Within substance abuse, neuroimaging has experienced tremendous growth as both a research method and a clinical tool in the last decade. The application of functional imaging methods to cocaine dependent patients and individuals in treatment programs, has revealed that the effects of cocaine are not limited to dopamine-rich subcortical structures, but that the cortical projection areas are also disrupted in cocaine dependent patients. In this review, we will first describe several of the imaging methods that are actively being used to address functional and structural abnormalities in addiction. This will be followed by an overview of the cortical and subcortical brain regions that are most often cited as dysfunctional in cocaine users. We will also introduce functional connectivity analyses currently being used to investigate interactions between these cortical and subcortical areas in cocaine users and abstainers. Finally, this review will address recent research which demonstrates that alterations in the functional connectivity in cocaine users may be associated with structural pathology in these circuits, as demonstrated through diffusion tensor imaging. Through the use of these tools in both a basic science setting and as applied to treatment seeking individuals, we now have a greater understanding of the complex cortical and subcortical networks which contribute to the stages of initial craving, dependence, abstinence, and relapse. Although the ability to use neuroimaging to predict treatment response or identify vulnerable populations is still in its infancy, the next decade holds tremendous promise for using neuroimaging to tailor either behavioral or pharmacologic treatment interventions to the individual.

Figure 1

Number of original research publications using neuroimaging to study addicted populations users. The graph above demonstrates the results of a PubMed Central literature search for all original human research published between 1990 and 2011 containing addiction related keywords* and either “neuroimaging” (blue) or connectivity-related (red) keywords^#. Notes: *Addiction, substance dependence, cocaine, alcohol, marijuana, opiate, methamphetamine, nicotine; ^#neural circuit, connectivity, network.

Figure 2

Cortical and subcortical brain areas frequently cited in cocaine addiction literature. Brain regions which are frequently investigated in both clinical and preclinical cocaine neuroimaging studies: orbital prefrontal cortex (OPFC), medial prefrontal cortex (MPFC), anterior cingulate cortex (ACC), insula, caudate (Cau), putamen (Put), ventral tegmental area (VTA), nucleus accumbens (N.Acc), amygdala (Amyg). The substantia nigra is not frequently assessed in cocaine literature but included here because of its dopaminergic relevance (S Nig). These regions are highly interconnected with some level of functional and structural organization.

Figure 3

A representative cortical neuron projecting to a subcortical neuron. Information in the brain is processed via neural circuits like these which rely on both intact functioning of the neurons and the structural integrity of the axons and myelin which will transmit the electrical potential. Both functional and structural connectivity of cortical–subcortical circuits appear to be compromised in chronic cocaine users. Notes: This figure of two pyramidal neurons is for display purposes only. It is not to scale. There are also reciprocal subcortical–cortical projections.

Figure 4

Cortical–striatal connectivity deficits during a simple sensorimotor integration task in cocaine users. Reprinted from Drug and Alcohol Dependence. Hanlon CA, Wesley MJ, Stapleton JR, Laurienti PJ, Porrino LJ. The association between frontal-striatal connectivity and sensorimotor control in cocaine users. Drug Alcohol Depend. 2011;115(3):240–243. Copyright 2011, with permission from Elsevier. (A) During a simple finger tapping task (which requires frontal and striatal coordination including the dopamine system) controls have a significant functional coupling between both cortical–cortical regions and cortical–subcortical regions. (B) In cocaine users however, cortical–subcortical coupling was impaired despite intact cortical–cortical coupling.

Figure 5

Measuring functional connectivity via simultaneous brain imaging and brain stimulation.

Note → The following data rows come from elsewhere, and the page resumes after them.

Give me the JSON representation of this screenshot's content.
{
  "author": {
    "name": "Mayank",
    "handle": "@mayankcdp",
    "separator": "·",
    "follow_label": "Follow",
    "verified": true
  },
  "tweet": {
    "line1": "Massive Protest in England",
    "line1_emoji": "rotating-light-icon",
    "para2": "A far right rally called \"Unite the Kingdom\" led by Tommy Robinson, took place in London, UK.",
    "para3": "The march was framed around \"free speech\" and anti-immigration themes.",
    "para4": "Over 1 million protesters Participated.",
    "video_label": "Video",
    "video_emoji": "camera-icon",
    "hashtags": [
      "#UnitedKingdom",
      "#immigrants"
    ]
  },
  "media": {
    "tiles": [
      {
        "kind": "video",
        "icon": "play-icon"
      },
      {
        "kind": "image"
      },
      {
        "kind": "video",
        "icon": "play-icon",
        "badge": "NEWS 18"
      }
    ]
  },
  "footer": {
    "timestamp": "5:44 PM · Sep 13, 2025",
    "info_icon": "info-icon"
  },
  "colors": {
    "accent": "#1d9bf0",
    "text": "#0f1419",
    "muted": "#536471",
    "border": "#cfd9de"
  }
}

Through the use of transcranial magnetic stimulation in the magnetic resonance environment, we are able to selectively stimulate cortical brain regions and measure the BOLD response or changes in blood flow secondary to the stimulation. Abbreviation: BOLD, blood-oxygen level dependent.

Figure 6

Integrating impaired structural integrity in cocaine users with functional activity. (A) Cocaine users (n = 26) have lower structural integrity of transcallosal fibers than controls (n = 36) (fractional anisotropy values, P < 0.001). (B) Loss of structural integrity (blue) overlain with abnormal functional activity (orange) in chronic cocaine users during a basic finger tapping task. Notes: As described in Hanlon et al, cocaine users have a loss of typical functional laterality during a simple finger tapping task. These data demonstrate that cortical areas of abnormally elevated BOLD signal are coincident with areas of decreased corpus callosum fiber integrity (blue). This suggests that the loss of typical laterality may be due to a loss of typical transcallosal inhibition via corpus callosal fibers. Abbreviation: BOLD, blood-oxygen level dependent.